Databricks charges for usage based on Databricks Unit (DBU), a unit of processing capability per hour.
One DBU is the processing capability of one hour of
r3.xlarge (memory optimized) or one
c3.2xlarge (compute optimized) AWS instance.
More details can be found at Databricks Pricing.
For example, if you create a Databricks cluster with one driver node
and 3 worker nodes of type
r3.xlarge and run the cluster for 2 hours,
you compute the DBU as follows:
- Total instance hour = total number of nodes (1 + 3) * number of hours (2) = 8
- Total charge = AWS cost for 8 instance hours of
r3.xlarge+ 8 DBU cost
Databricks charges up to the second for billing and charges fractional DBU costs.
Amazon has two tiers of EC2 instances: on-demand and spot. For on-demand instances you pay for compute capacity by the second with no long-term commitments. Spot instances allow you to use spare Amazon EC2 computing capacity and choose the maximum price you are willing to pay. Spot pricing changes in real-time based on the supply and demand on AWS compute capacity. If the current spot market price is above the max spot price, the spot instances are terminated. Since spot instances are often available at a discount compared to on-demand pricing, for the same budget you can significantly reduce the cost of running your applications, grow your application’s compute capacity, and increase throughput.
Databricks supports creating clusters using a combination of on-demand and spot instances (with custom spot price) allowing you to tailor your cluster according to your use cases.
For example, the preceding configurations specify that the driver node and 4 worker nodes should be launched as on-demand instances and the remaining 4 workers should be launched as spot instances (where the maximum spot price is 100% of the on-demand price).
We recommend launching the cluster so that the Spark driver is on an on-demand instance, which allows saving the state of the cluster even after losing spot instance nodes. If you choose to use all spot instances (including the driver), any cached data or table will be deleted when you lose the driver instance due to changes in the spot market.
Another important setting to note is the option Spot fall back to On-demand. If you are running a hybrid cluster (that is, a mix of on-demand and spot instances), and if spot instance acquisition fails or you lose the spot instances, Databricks falls back to using on-demand instances and provides you with the desired capacity. Without this option, you will lose the capacity provided by the spot instances for the cluster causing delay or failure of your workload. We recommend setting the mix of on-demand and spot instances in your cluster based on the criticality, tolerance to delays and failures due to loss of instances, and cost sensitivity for each type of use case.
You can use the Amazon Spot Instance Advisor to determine suitable price for your instance type and region.
Autoscaling automatically adds and removes worker nodes in response to changing workloads to optimize resource usage. With autoscaling enabled, Databricks automatically chooses the appropriate number of workers required to run your Spark job.

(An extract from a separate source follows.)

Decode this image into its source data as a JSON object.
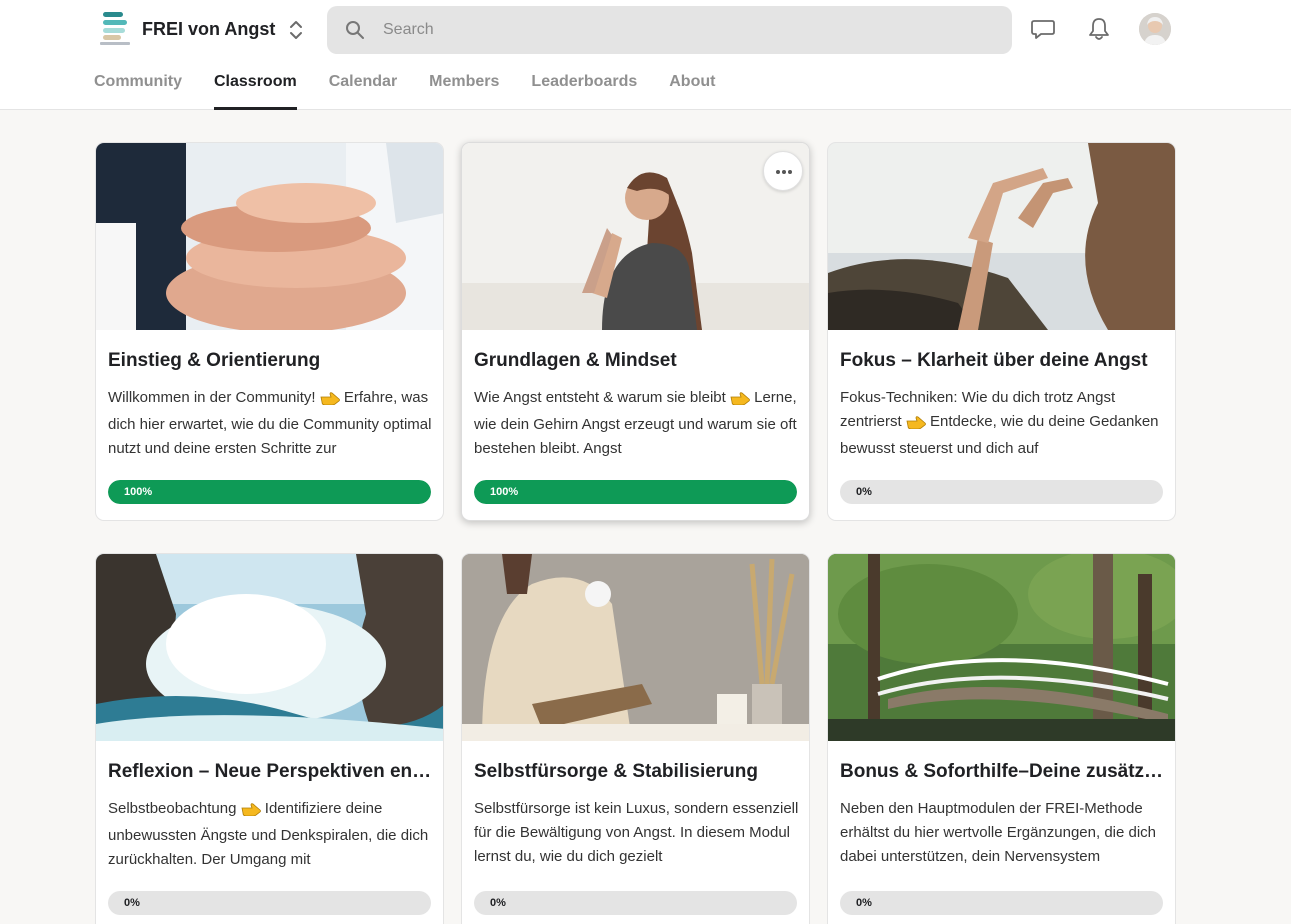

Autoscaling makes it easier to achieve high cluster utilization as you do not need to worry about the exact provisioning of cluster to match workloads. This can offer two advantages:
- The workloads can run faster compared to running a constant sized under-provisioned cluster.
- You can reduce overall costs compared to a statically sized cluster.
When you enable autoscaling, you can specify the minimum and maximum number of nodes in the cluster.
The preceding configuration enables the autoscaling feature with the cluster varying from 8-20 nodes, of which 5 (including the driver node) are on-demand and the rest spot instances.
The Start cluster feature allows restarting previously terminated clusters while retaining their original configuration (cluster ID, number of instances, type of instances, spot versus on-demand mix, instance profile, libraries to be installed, and so on). You can restart a cluster:
In the terminated cluster list
In the cluster detail page
Auto termination lets you define and use idle conditions (say idle for three hours) to terminate a cluster for cost savings.
This section delves deeper into specific scenarios and establishes the best approach to finding a balance between usability and cost effectiveness.
This table list the most common scenarios for cluster configuration within Databricks. Depending on your use case and the users using Databricks, your configuration may vary slightly. In general, data scientists tend to be more comfortable managing their own clusters than data analysts. If admins prefer to impose stricter limits around cluster size, they can choose to provision clusters for data scientists. Furthermore, data engineers are most likely to launch jobs via REST APIs or through the UI. If they launch jobs through the UI, we recommend using the New Cluster option, especially for production level jobs.
|Scenario||Use Case||Cluster Recommendation||Cluster Managed By?||Intended Audience|
|Scenario 1||Generic usage across organization||Shared autoscaling cluster||Admin||Data analyst|
|Scenario 2||Ad-hoc usage with specific use cases||Individual clusters||Admin or user||Data scientist|
|Scenario 3||Scheduled batch workload||Launch new cluster via job||User||Data engineer|
|Scenario 4||Cloning clusters||Launch new cluster via job||Admin||Administrator|
Suppose you need to provide a large group of users access to data for running ad-hoc queries (mostly SQL based). The cluster usage varies a lot between day to day and very few jobs are super intensive. The users mostly have read-only access to the data and most likely want to create dashboards from the different datasets through an easy and intuitive notebook interface.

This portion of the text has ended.